Triangle Director Speaks on Panel to Assess the Current Lebanese President’s Term The discussion held at the American University of Beirut, highlighted the impact of Lebanon’s present political framework on socioeconomic, political and environmental rights
November 30, 2018
BEIRUT (Triangle News) – Triangle director, Nizar Ghanem, joined a panel discussion entitled Assessing Two Years of the “Strong Mandate” which analyzed the political, social, economic, and environmental impact of the last two years of political leadership in Lebanon.
Organized by the Secular Club, the event took place at the American University of Beirut (AUB) on November 29th 2018.
Ghanem spoke alongside political activist Diala Haidar and visiting assistant professor of political studies at AUB, Roland Riachi. Each discussed a range of concerns related to the country’s political leadership, freedom of expression, security, employment, gender equality, worker rights, refugees, real estate, taxes, and the economy.

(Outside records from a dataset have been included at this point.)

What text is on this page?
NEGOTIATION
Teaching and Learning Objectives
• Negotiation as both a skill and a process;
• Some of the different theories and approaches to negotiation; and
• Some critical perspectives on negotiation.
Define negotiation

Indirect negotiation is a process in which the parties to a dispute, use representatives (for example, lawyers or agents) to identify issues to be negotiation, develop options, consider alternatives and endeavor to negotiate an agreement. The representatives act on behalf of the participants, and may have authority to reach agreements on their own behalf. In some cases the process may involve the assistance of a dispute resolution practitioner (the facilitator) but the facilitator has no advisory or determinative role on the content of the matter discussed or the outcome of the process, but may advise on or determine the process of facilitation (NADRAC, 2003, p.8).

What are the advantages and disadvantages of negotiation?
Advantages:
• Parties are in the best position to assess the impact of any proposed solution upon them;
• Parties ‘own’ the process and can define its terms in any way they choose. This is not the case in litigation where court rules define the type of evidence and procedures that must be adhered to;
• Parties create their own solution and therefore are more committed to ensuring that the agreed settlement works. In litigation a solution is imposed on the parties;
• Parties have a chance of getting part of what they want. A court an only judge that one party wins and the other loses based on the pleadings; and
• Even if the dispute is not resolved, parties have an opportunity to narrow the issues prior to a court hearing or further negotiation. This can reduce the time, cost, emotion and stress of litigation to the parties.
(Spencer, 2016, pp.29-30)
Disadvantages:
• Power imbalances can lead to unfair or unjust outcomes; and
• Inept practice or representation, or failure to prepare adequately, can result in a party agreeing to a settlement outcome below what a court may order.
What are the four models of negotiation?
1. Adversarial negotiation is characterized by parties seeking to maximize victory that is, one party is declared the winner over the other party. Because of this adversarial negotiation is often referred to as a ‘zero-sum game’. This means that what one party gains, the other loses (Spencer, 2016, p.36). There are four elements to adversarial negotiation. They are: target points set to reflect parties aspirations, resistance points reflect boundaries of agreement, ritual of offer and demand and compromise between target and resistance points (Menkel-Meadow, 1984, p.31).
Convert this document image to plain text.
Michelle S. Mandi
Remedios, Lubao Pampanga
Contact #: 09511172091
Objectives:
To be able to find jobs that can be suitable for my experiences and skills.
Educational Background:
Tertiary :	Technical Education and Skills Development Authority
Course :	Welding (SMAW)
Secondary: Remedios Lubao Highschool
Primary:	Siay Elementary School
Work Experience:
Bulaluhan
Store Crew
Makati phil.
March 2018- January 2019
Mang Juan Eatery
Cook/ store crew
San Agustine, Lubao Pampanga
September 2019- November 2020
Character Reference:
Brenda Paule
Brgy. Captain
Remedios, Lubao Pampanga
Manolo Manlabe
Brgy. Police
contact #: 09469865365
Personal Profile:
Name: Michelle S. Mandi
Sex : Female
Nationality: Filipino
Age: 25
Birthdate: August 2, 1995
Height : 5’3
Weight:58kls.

Ghanem emphasized points related to the political economy of Lebanon, dynamics of elite capture, and its effects on social and economic rights. “The current Lebanese power sharing system, encourages wealthy political elites to allocate public funds and contracts to their cronies, with serious implications on inequality, corruption and embezzlement of public funds. This did not change under this current presidency.” Ghanem also discussed the regional geopolitical situation in Iraq and Syria, its impact on political polarization in Lebanon and the inability of the political class to form a cabinet. To confront these issues, he explained the need for political organization that goes beyond electoral participation and towards a stronger role for community organizing, grassroots advocacy and participation.
Panelist Dr. Riachi, who is also a consultant at Triangle went further to discuss the history of neoliberal policies in Lebanon, especially with regard to water and electricity sectors. The link between the banking sector, the burgeoning housing prices, and regressive taxes, were all provided as examples of a two-decade old public policy that favors private interests over public ones.
Haidar gave an overview of the human rights record under the current presidency, highlighting increasing attacks on freedom of expression by Lebanon’s Cyber Crime Bureau. Ms. Haidar also spoke about restrictions and violations of Syrian and Palestinian refugee rights during the current presidential term, such pledges that forbade Syrian students from marrying Lebanese women. At the same time, Haidar emphasized some advancements in homosexual rights citing a recent landmark court decision to guarantee queer and transgender people right to practice their fundamental rights.
Following the discussion, the audience members who mostly consisted of students, joined in on the conversation with questions and comments for the panelists. “More conversations like these need to happen. The topic is a wake-up call that we need to have,” said Satia El-Alam, an AUB student in attendance.